Klaim Sejuta Rumah yang Salah Kaprah

Klaim Sejuta Rumah yang Salah Kaprah

Ilustrasi sejuta rumah (dok. PPDPP Kementerian PUPR)


Awal November lalu Kementerian Pekerjaan Umum dan Perumahan Rakyat (PUPR) mengklaim, selama Januari-September pemerintah melalui Program Sejuta Rumah (PSR) berhasil merealisasikan pembangunan 896.121 unit rumah. Yaitu, 771.753 unit rumah untuk masyarakat berpenghasilan rendah (MBR) dan 124.368 unit rumah non MBR. Dari jumlah rumah MBR itu, sebanyak 351.057 unit pembangunannya dilaksanakan Kementerian PUPR, kemudian oleh pengembang 323.714 unit, kementerian dan lembaga lain 19.289 unit, pemda 37.567 unit, program tangung jawab sosial perusahaan (CSR) 1.285 unit, dan masyarakat umum 38.839 unit. Sedangkan dari 124.368 unit hunian non MBR, sebanyak 46.238 unit dibangun pengembang dan 78.130 unit oleh masyarakat. Kementerian PUPR optimis sampai akhir tahun ini capaiannya akan melampaui 1 juta unit.

Jehansyah Siregar (foto dok. pribadi)Jehansyah Siregar

Jehansyah Siregar, Dosen Kelompok Keahlian Perumahan dan Permukiman, Sekolah Arsitektur Perencanaan dan Pengembangan Kebijakan (SAPPK) ITB Bandung, mengritik keras klaim pemerintah soal pencapaian PSR itu. "Cara menilai kinerja pembangunan perumahan rakyat itu tidak berubah sejak tahun 2015. Pemerintah memasukkan pembangunan rumah yang dilakukan semua kalangan ke dalam PSR. Bahkan, pembangunan rumah komersial yang dilakukan pengembang. Tujuannya agar target PSR setiap tahun terlihat tercapai. Cara-cara seperti itu jelas salah kaprah dan tidak akan menyelesaikan masalah. Terbukti dari data BPS tahun 2020, angka housing backlog dan permukiman kumuh justru bertambah luas,” katanya kepada AyoProperti, Senin (6/11/2023). Ia menyatakan, setidaknya ada tiga alasan kenapa klaim pemerintah itu salah kaprah.

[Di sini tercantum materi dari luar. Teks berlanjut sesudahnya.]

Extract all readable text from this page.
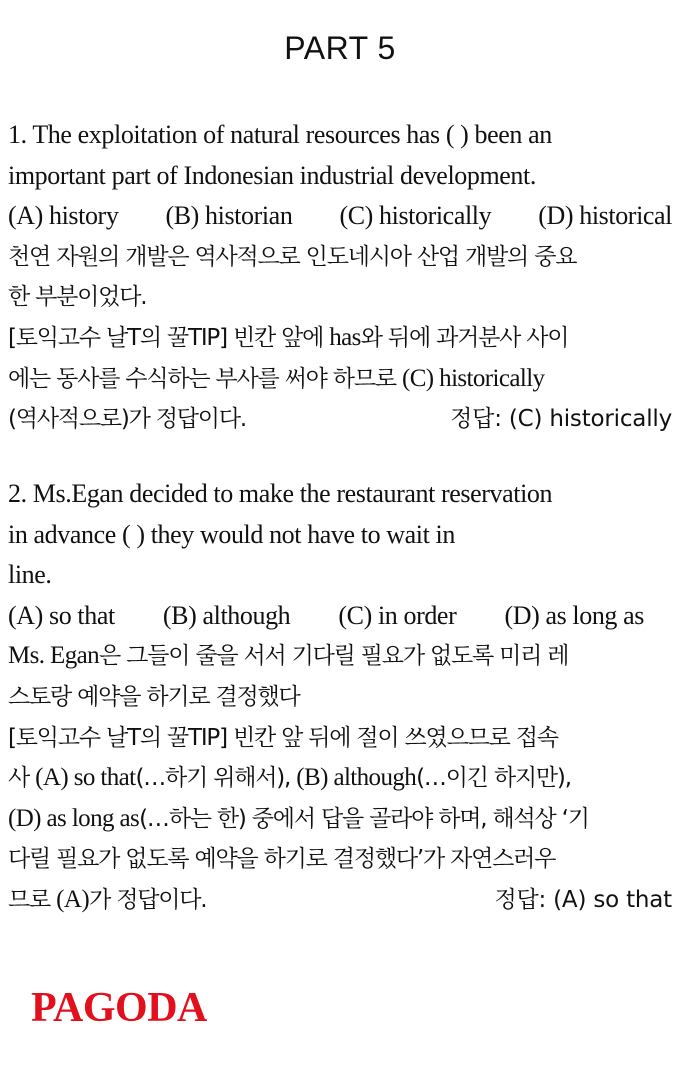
PART 5
1. The exploitation of natural resources has ( ) been an
important part of Indonesian industrial development.
(A) history (B) historian (C) historically (D) historical
천연 자원의 개발은 역사적으로 인도네시아 산업 개발의 중요
한 부분이었다.
[토익고수 날T의 꿀TIP] 빈칸 앞에 has와 뒤에 과거분사 사이
에는 동사를 수식하는 부사를 써야 하므로 (C) historically
(역사적으로)가 정답이다.	정답: (C) historically
2. Ms.Egan decided to make the restaurant reservation
in advance ( ) they would not have to wait in
line.
(A) so that (B) although (C) in order (D) as long as
Ms. Egan은 그들이 줄을 서서 기다릴 필요가 없도록 미리 레
스토랑 예약을 하기로 결정했다
[토익고수 날T의 꿀TIP] 빈칸 앞 뒤에 절이 쓰였으므로 접속
사 (A) so that(…하기 위해서), (B) although(…이긴 하지만),
(D) as long as(…하는 한) 중에서 답을 골라야 하며, 해석상 ‘기
다릴 필요가 없도록 예약을 하기로 결정했다’가 자연스러우
므로 (A)가 정답이다.	정답: (A) so that
PAGODA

Pertama, klaim itu tidak mengurangi housing backlog yang mencapai sekitar 15 juta unit. Program bedah rumah yang hanya memperbaiki sebagian dinding dan atap rumah swadaya, tidak bisa dihitung sebagai pembangunan satu unit rumah. Bantuan pembangunan prasarana dan sarana umum (PSU) untuk perumahan bersubsidi berupa jalan dan saluran drainase juga demikian. "Memasukkan bantuan PSU ke dalam capaian PSR berarti menghitung dua kali pembangunan rumah bersubsidi oleh pengembang," ujar Jehansyah.

Kedua, pembangunan rumah rakyat salah sasaran. Misalnya, penerima manfaat berpendapatan jauh di atas UMP. Lokasi perumahan tidak memenuhi kebutuhan MBR di kota-kota besar seperti Jakarta, Bandung, Medan dan Surabaya, karena dibangun di pinggiran kota yang sangat jauh dari tempat mereka bekerja. Kualitas bangunannya juga buruk.

Jehansah menjelaskan, KPR bersubsidi adalah program bantuan pembiayaan pemilikan rumah dari APBN. Program seperti itu tidak menunjukkan kinerja pemerintah dalam memproduksi perumahan karena hanya menyentuh sisi konsumen kredit. Lebih-lebih suplai rumah komersial dari pengembang, sama sekali tidak bisa dihitung sebagai capaian PSR dan mengurangi backlog, karena berada di ranah bisnis dan investasi properti.

Ketiga, klaim capaian PSR yang dihitung dari pembangunan rumah oleh semua kalangan itu tidak tepat sama sekali, karena pemerintah mengklaim domain masyarakat. “Bahwa seluruh orang membangun perumahan dan permukimannya sendiri, itu sudah jadi praktek sejak dulu. Semua itu domain masyarakat, ada di ranah privat, baik secara individu maupun organisasi. Capaian masyarakat itu tidak boleh diklaim sebagai capaian pemerintah,” tegas Jehansyah. Klaim PSR yang dihitung dari capaian seluruh kalangan itu juga mengaburkan peran utama pemerintah. Dengan klaim seperti itu, pemerintah menjalankan program perumahan rakyat yang tidak efektif. "Masalah perumahan rakyat itu utamanya di perkotaan. Backlog timbul karena perkembangan perkotaan yang huniannya tidak terjangkau oleh kebanyakan warga, sehingga makin meluaskan kawasan kumuh,” jelasnya.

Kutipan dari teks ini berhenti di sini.